Christian Ulrik Andersen, Malthe Stavning Erslev, Pablo Rodrigo Velasco González & Søren Bro Pold.

The 2021 ELO conference, co-chaired by Aarhus and Bergen universities in May 2021, was planned and executed as a fully virtual event with the general theme Platform (Post?) Pandemic (ELO 2021). The theme led to numerous discussions of the concept of platforms in general and in electronic literature (e-lit). We experienced historical perspectives, discussions of contemporary critical issues with platforms such as criticism with/through art/e-lit, creation of artistic alternatives to major platforms, discussions of how platform culture relates to the pandemic situation and discussions of the definitions and potentials of platforms. Furthermore, the conference itself was held on platforms, thus its critical reflection on platforms relied heavily on the use of commercial platforms.
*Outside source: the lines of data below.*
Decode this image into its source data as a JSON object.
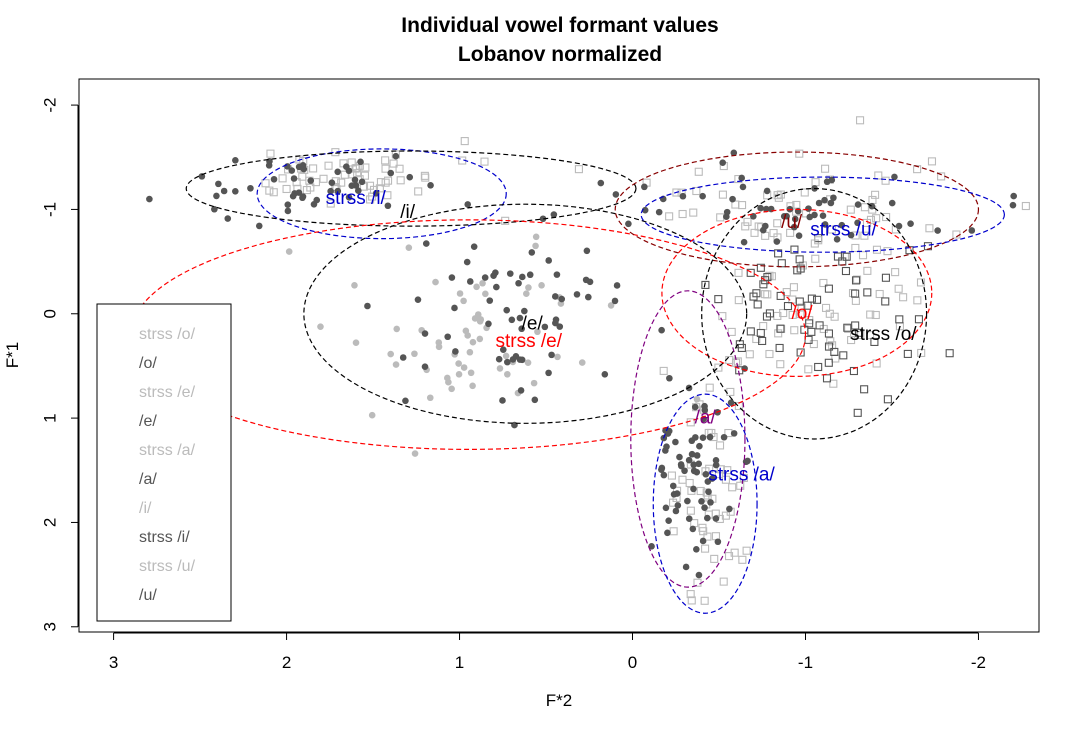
{
  "chart_data": {
    "type": "scatter",
    "title": "Individual vowel formant values",
    "subtitle": "Lobanov normalized",
    "xlabel": "F*2",
    "ylabel": "F*1",
    "xlim": [
      3.2,
      -2.35
    ],
    "ylim": [
      3.05,
      -2.25
    ],
    "x_reversed": true,
    "y_reversed": true,
    "x_ticks": [
      3,
      2,
      1,
      0,
      -1,
      -2
    ],
    "y_ticks": [
      -2,
      -1,
      0,
      1,
      2,
      3
    ],
    "x_tick_labels": [
      "3",
      "2",
      "1",
      "0",
      "-1",
      "-2"
    ],
    "y_tick_labels": [
      "-2",
      "-1",
      "0",
      "1",
      "2",
      "3"
    ],
    "grid": false,
    "legend_position": "bottom-left",
    "series": [
      {
        "name": "strss /o/",
        "color": "#bbbbbb",
        "marker": "square",
        "center": [
          -1.05,
          -0.1
        ],
        "spread": [
          0.3,
          0.38
        ],
        "count": 70
      },
      {
        "name": "/o/",
        "color": "#555555",
        "marker": "square",
        "center": [
          -1.1,
          -0.05
        ],
        "spread": [
          0.32,
          0.4
        ],
        "count": 70
      },
      {
        "name": "strss /e/",
        "color": "#bbbbbb",
        "marker": "dot",
        "center": [
          0.95,
          0.3
        ],
        "spread": [
          0.38,
          0.45
        ],
        "count": 60
      },
      {
        "name": "/e/",
        "color": "#555555",
        "marker": "dot",
        "center": [
          0.7,
          0.05
        ],
        "spread": [
          0.3,
          0.45
        ],
        "count": 60
      },
      {
        "name": "strss /a/",
        "color": "#bbbbbb",
        "marker": "square",
        "center": [
          -0.45,
          1.7
        ],
        "spread": [
          0.12,
          0.45
        ],
        "count": 60
      },
      {
        "name": "/a/",
        "color": "#555555",
        "marker": "dot",
        "center": [
          -0.35,
          1.45
        ],
        "spread": [
          0.15,
          0.5
        ],
        "count": 70
      },
      {
        "name": "/i/",
        "color": "#bbbbbb",
        "marker": "square",
        "center": [
          1.65,
          -1.35
        ],
        "spread": [
          0.3,
          0.12
        ],
        "count": 60
      },
      {
        "name": "strss /i/",
        "color": "#555555",
        "marker": "dot",
        "center": [
          1.95,
          -1.2
        ],
        "spread": [
          0.35,
          0.15
        ],
        "count": 50
      },
      {
        "name": "strss /u/",
        "color": "#bbbbbb",
        "marker": "square",
        "center": [
          -1.0,
          -1.05
        ],
        "spread": [
          0.55,
          0.2
        ],
        "count": 60
      },
      {
        "name": "/u/",
        "color": "#555555",
        "marker": "dot",
        "center": [
          -0.95,
          -1.05
        ],
        "spread": [
          0.6,
          0.22
        ],
        "count": 60
      }
    ],
    "ellipses": [
      {
        "label": "strss /i/",
        "color": "#0000cc",
        "dashed": true,
        "cx": 1.45,
        "cy": -1.15,
        "rx": 0.72,
        "ry": 0.43
      },
      {
        "label": "/i/",
        "color": "#000000",
        "dashed": true,
        "cx": 1.28,
        "cy": -1.2,
        "rx": 1.3,
        "ry": 0.36
      },
      {
        "label": "/e/",
        "color": "#000000",
        "dashed": true,
        "cx": 0.62,
        "cy": 0.0,
        "rx": 1.28,
        "ry": 1.05
      },
      {
        "label": "strss /e/",
        "color": "#ff0000",
        "dashed": true,
        "cx": 0.95,
        "cy": 0.2,
        "rx": 1.95,
        "ry": 1.1
      },
      {
        "label": "/u/",
        "color": "#880000",
        "dashed": true,
        "cx": -0.95,
        "cy": -1.0,
        "rx": 1.05,
        "ry": 0.55
      },
      {
        "label": "strss /u/",
        "color": "#0000cc",
        "dashed": true,
        "cx": -1.1,
        "cy": -0.95,
        "rx": 1.05,
        "ry": 0.36
      },
      {
        "label": "/o/",
        "color": "#ff0000",
        "dashed": true,
        "cx": -0.95,
        "cy": -0.2,
        "rx": 0.78,
        "ry": 0.8
      },
      {
        "label": "strss /o/",
        "color": "#000000",
        "dashed": true,
        "cx": -1.05,
        "cy": 0.0,
        "rx": 0.65,
        "ry": 1.2
      },
      {
        "label": "/a/",
        "color": "#800080",
        "dashed": true,
        "cx": -0.32,
        "cy": 1.2,
        "rx": 0.33,
        "ry": 1.42
      },
      {
        "label": "strss /a/",
        "color": "#0000cc",
        "dashed": true,
        "cx": -0.42,
        "cy": 1.82,
        "rx": 0.3,
        "ry": 1.05
      }
    ],
    "annotations": [
      {
        "text": "strss /i/",
        "color": "#0000cc",
        "x": 1.6,
        "y": -1.05
      },
      {
        "text": "/i/",
        "color": "#000000",
        "x": 1.3,
        "y": -0.92
      },
      {
        "text": "/e/",
        "color": "#000000",
        "x": 0.58,
        "y": 0.15
      },
      {
        "text": "strss /e/",
        "color": "#ff0000",
        "x": 0.6,
        "y": 0.32
      },
      {
        "text": "/u/",
        "color": "#880000",
        "x": -0.92,
        "y": -0.82
      },
      {
        "text": "strss /u/",
        "color": "#0000cc",
        "x": -1.22,
        "y": -0.75
      },
      {
        "text": "/o/",
        "color": "#ff0000",
        "x": -0.98,
        "y": 0.05
      },
      {
        "text": "strss /o/",
        "color": "#000000",
        "x": -1.45,
        "y": 0.25
      },
      {
        "text": "/a/",
        "color": "#800080",
        "x": -0.42,
        "y": 1.05
      },
      {
        "text": "strss /a/",
        "color": "#0000cc",
        "x": -0.63,
        "y": 1.6
      }
    ]
  }
}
However, it is difficult to get a concise overview of the 5 conference days’ 62 tracks and our experience is obviously limited. This left us with the questions of whether there is a different way to map this through data analysis, including the sub-question of how the platforms themselves map and frame such a conference, and what could be the platform perspective on this platform critical conference?

We have been experimenting with mapping the conference through data analysis of its recorded and transcribed parts. With the assistance of students (Anne Nielsen, Magnus Wittrup & Jakob Kleofas Adolph) we operated three analytical approaches: human close-reading of data with a focus on the contexts of main keywords (‘platform’, ‘pandemic’, ‘conference’); a Gephi-based (Bastian et al.) network analysis and mapping of co-occurring words; and a mapping of the 1000 most occurring word-pairs done with Python’s Natural Language Toolkit and Pyvis.
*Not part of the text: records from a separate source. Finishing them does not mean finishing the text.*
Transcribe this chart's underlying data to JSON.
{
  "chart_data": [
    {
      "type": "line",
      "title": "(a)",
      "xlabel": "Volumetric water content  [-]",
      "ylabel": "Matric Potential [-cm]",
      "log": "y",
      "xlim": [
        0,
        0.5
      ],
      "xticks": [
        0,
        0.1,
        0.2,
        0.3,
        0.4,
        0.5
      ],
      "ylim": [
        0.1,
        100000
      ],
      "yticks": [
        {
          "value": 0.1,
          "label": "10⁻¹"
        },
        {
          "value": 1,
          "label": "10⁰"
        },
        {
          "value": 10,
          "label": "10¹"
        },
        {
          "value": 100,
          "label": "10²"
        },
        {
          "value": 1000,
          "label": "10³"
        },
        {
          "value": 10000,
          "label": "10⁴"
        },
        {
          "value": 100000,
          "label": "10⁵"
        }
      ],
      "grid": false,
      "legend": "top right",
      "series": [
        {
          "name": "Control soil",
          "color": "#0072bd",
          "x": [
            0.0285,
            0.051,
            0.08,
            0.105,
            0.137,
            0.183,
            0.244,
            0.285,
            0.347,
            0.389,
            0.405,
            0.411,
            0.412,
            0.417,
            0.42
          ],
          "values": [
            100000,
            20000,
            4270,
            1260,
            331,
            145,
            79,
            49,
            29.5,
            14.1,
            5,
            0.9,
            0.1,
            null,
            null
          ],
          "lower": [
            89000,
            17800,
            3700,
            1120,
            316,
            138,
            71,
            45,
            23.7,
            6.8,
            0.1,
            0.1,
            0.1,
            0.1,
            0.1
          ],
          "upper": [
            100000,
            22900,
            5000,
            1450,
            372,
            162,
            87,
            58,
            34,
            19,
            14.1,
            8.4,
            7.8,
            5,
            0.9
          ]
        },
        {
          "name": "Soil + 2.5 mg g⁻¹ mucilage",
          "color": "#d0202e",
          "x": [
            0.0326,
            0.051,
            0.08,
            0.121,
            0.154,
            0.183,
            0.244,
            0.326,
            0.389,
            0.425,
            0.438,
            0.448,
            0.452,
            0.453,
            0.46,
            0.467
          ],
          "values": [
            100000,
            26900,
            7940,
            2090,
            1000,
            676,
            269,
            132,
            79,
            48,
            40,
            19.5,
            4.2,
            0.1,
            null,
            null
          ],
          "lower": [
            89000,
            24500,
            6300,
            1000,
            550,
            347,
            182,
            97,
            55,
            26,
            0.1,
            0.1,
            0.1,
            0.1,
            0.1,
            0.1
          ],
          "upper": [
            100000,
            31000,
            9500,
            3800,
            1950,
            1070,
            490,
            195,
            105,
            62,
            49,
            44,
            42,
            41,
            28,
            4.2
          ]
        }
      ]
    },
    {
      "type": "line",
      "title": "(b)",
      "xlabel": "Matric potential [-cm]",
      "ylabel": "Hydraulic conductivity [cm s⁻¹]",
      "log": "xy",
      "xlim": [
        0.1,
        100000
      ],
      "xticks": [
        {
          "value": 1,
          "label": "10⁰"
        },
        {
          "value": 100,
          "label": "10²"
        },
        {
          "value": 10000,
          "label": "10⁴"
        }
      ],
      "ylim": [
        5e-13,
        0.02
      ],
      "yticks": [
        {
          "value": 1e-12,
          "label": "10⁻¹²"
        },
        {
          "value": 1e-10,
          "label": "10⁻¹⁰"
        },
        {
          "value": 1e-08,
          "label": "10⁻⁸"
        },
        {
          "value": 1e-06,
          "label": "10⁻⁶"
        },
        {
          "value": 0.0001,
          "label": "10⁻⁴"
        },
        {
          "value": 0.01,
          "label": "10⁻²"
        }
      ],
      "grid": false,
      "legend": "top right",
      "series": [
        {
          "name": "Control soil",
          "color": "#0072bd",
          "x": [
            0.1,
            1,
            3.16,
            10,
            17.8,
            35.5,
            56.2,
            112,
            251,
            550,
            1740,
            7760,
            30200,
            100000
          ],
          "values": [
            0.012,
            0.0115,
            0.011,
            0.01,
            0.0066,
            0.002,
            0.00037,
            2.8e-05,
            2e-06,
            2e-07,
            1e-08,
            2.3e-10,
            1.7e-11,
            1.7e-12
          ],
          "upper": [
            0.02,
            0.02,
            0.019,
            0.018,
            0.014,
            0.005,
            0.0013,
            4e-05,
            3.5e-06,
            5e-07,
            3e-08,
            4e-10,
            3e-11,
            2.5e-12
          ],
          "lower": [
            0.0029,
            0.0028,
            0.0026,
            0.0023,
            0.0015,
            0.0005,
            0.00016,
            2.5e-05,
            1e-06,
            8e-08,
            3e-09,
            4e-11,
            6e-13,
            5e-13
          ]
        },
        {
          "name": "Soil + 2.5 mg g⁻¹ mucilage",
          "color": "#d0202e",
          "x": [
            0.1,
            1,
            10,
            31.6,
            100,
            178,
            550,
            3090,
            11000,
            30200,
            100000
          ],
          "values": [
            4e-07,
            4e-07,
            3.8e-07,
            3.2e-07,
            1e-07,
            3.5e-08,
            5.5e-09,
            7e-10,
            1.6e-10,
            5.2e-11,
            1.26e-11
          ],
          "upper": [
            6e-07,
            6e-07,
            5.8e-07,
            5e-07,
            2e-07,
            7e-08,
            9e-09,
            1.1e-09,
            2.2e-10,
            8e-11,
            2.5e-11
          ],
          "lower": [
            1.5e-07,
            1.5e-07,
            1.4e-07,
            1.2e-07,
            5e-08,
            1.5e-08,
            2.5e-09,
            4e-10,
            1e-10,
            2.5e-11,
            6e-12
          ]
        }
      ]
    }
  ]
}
Durings this process, we found that our approach was not merely a tool to produce findings; rather, we began viewing the data analysis as itself a form of electronic literature. This e-lit perspective affords a “critical reflection on the role of the digital (…) in humanistic inquiry” (Berner). As such, our efforts exemplify a “co-creation of critical discourse and poiesis” which characterizes the ethos of e-lit in a digital humanities context (Rettberg and Saum-Pascual).
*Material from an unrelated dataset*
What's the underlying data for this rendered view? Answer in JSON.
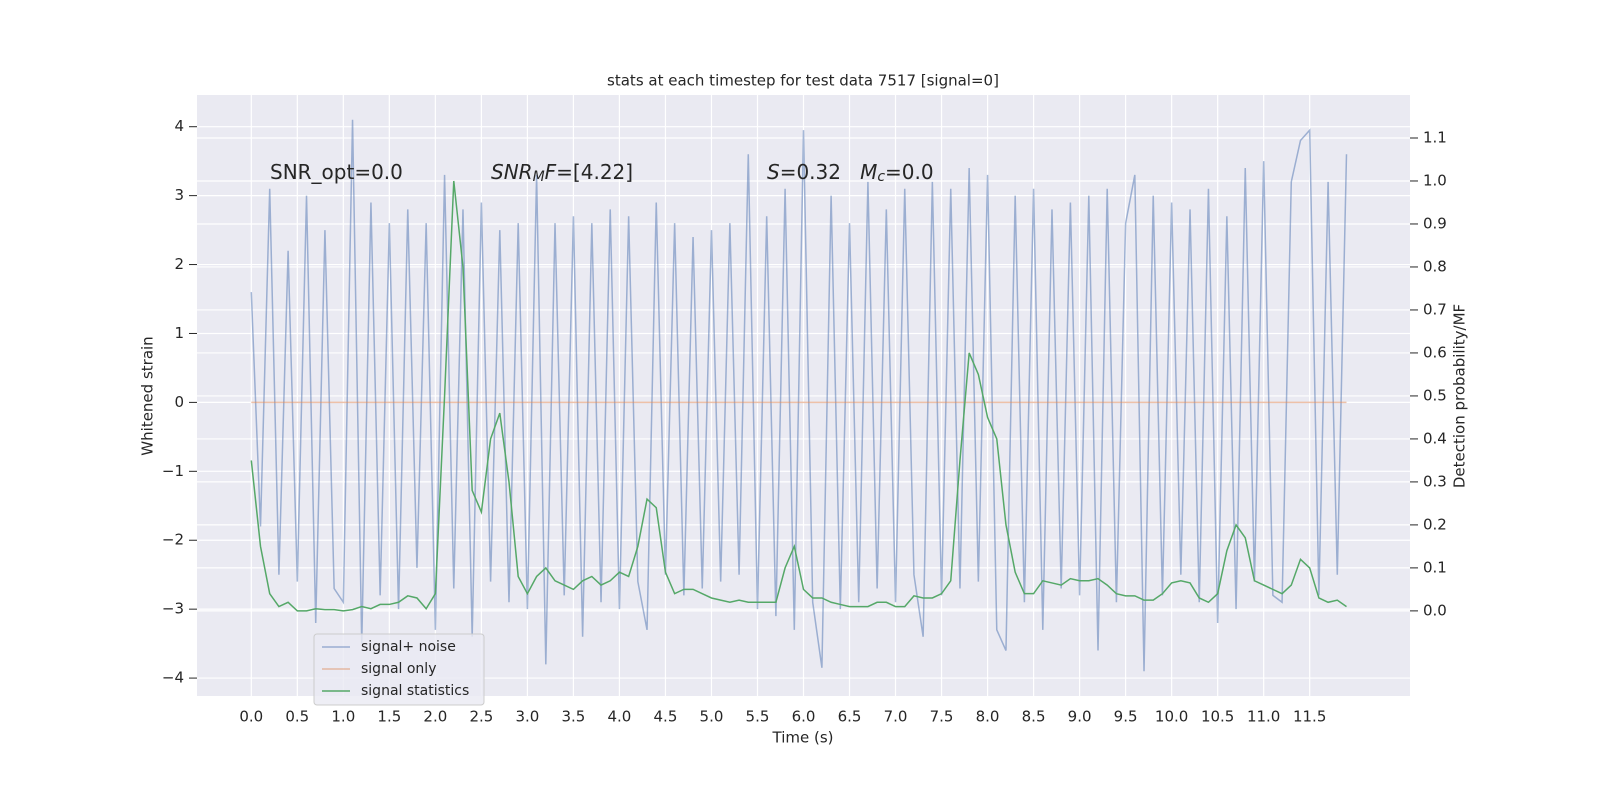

This panel will present our research and discuss what we learned by operating the mentioned methods for observing the data generated by artists and academics in a virtual conference on platforms – and what it means to understand such data as itself a form of e-lit. We will divide the panel into four parts: 1) How does the conference see platforms? 2) How do platforms see the conference? 3) How to "read" or "see" a data-orama? And 4) Platform poems - conference data as electronic literature.